화학공학소재연구정보센터
Journal of the American Chemical Society, Vol.115, No.26, 12423-12430, 1993
Molecular Electron-Density Lego Approach to Molecule Building
A new method is presented for the construction of ab initio quality approximate electronic charge distributions for large molecules from charge distributions of small molecular fragments. This method is reminiscent to building structures using Lego blocks. The electronic density distribution calculated using the method is quantitatively shown to be very similar to that calculated for entire molecules using conventional ab initio packages with standard basis sets such as 6-31G**, while requiring only a fraction of the computational time. The pre-calculated fuzzy electron distributions of base molecular fragments, stored in a data bank, are merged (rotated, translated, and subsequently added together) to calculate these approximate charge distributions for the molecule. The method requires only the Cartesian coordinates of the nuclei for the construction of molecular charge distributions.
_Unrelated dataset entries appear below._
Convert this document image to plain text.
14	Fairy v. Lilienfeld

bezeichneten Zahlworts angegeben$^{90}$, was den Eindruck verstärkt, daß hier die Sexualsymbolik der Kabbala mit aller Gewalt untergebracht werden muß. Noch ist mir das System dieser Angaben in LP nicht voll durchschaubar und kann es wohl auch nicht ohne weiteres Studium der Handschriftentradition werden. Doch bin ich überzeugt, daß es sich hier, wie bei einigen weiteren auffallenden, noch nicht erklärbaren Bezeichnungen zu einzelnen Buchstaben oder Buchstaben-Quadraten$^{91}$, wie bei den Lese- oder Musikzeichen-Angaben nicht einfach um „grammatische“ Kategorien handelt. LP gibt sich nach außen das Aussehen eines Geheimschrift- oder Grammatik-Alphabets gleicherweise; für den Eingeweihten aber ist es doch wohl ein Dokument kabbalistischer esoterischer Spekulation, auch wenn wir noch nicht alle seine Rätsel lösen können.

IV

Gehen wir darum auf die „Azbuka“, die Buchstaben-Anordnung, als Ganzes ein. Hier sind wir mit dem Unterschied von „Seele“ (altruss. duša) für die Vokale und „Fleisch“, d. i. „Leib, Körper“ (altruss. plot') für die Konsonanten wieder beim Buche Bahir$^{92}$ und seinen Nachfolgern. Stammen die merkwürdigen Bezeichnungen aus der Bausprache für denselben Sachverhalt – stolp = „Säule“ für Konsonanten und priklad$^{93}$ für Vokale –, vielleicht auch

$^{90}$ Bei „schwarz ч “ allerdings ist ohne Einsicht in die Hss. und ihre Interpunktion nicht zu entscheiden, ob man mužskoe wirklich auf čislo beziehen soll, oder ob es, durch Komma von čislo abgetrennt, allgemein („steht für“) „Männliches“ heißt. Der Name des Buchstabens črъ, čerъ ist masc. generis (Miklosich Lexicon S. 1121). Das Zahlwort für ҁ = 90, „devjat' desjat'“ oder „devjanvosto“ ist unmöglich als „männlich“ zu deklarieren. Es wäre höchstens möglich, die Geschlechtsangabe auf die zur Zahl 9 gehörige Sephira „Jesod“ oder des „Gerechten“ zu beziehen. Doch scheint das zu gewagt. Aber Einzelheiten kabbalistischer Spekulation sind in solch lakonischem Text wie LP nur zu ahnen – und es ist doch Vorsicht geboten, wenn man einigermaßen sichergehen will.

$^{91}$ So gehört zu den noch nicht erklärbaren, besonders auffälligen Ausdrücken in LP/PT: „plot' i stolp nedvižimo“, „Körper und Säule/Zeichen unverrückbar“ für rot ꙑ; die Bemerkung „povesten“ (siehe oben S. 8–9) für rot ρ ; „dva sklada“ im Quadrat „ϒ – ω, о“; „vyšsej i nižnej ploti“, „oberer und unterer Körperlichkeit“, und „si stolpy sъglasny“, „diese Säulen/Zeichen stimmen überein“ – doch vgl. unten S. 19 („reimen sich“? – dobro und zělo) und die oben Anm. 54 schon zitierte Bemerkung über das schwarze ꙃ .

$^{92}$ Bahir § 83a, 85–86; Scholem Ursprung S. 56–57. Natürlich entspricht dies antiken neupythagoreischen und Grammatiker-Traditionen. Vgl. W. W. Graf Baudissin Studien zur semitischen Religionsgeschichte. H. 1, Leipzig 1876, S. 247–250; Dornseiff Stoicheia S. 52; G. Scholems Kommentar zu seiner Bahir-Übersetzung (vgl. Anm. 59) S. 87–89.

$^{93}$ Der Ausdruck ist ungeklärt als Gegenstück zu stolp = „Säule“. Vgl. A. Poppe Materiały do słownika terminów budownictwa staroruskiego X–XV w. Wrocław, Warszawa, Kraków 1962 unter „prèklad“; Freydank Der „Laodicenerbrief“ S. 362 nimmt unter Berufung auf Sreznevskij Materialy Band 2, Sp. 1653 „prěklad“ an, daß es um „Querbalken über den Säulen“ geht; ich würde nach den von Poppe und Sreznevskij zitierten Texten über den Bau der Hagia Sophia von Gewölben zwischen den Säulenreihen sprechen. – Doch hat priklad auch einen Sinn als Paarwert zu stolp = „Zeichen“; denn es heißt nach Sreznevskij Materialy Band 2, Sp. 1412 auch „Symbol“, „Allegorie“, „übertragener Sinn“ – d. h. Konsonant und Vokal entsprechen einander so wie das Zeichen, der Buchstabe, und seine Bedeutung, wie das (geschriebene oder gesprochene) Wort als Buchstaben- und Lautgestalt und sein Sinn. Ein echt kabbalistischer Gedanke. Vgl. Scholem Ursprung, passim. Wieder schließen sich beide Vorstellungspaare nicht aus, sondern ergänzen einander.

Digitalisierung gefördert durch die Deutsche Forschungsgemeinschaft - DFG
The speed of the method makes it potentially useful for molecular modeling applications where construction of electron densities of large molecules is especially important. The technique can be used to replace fused sphere models of large molecules with more realistic electron density contours. One additional advantage is that these contours can be displayed for a whole range of density values, from tight, high-density contours, representing the bonding pattern, to loose, low-density contours representing the peripheral shape and size features of molecules.